Belustigt darüber, dass die SPÖ gerade Abgeordneten Kollross "vorschickt", um mangelnde Transparenz des Finanzministeriums zu beklagen, äußerte sich Karin Doppelbauer (NEOS). Angesichts der Tatsache, dass die Gemeinde Trumau, deren Bürgermeister Kollross ist, eine der intransparentesten Gemeinden Niederösterreichs sei, sei das "fast eine paradoxe Intervention", meinte sie. Doppelbauer bezog sich dabei auf den Umstand, dass sich Trumau, anders als die meisten niederösterreichischen Gemeinden weigere, die Gemeindegebarung "mit zwei einfachen Klicks" auf der Website www.offenerhaushalt.at offenzulegen.

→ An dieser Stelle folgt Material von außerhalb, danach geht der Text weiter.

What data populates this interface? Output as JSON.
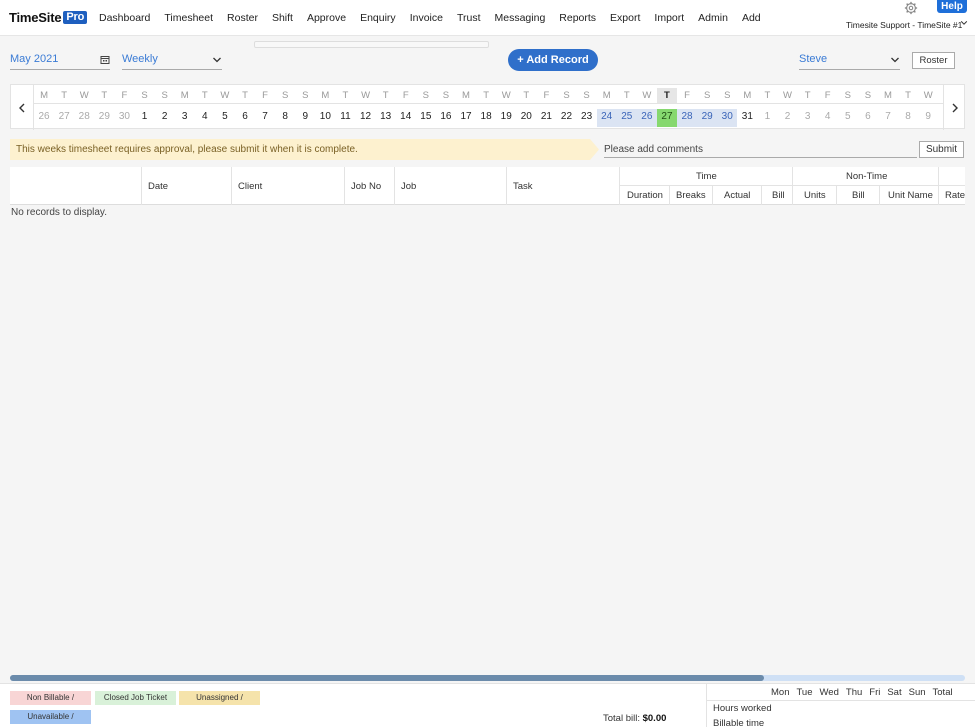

An die Bundesregierung richtete Doppelbauer den Appell, endlich ihrer Verpflichtung nachzukommen und eine "wirklich transparente" Transparenzdatenbank zu schaffen. Jedes Jahr würden rund 20 Mrd. € "vollkommen intransparent vergeben", kritisierte sie und gab zu bedenken, dass Transparenz "die wichtigste Zutat" bei Korruptionsbekämpfung sei.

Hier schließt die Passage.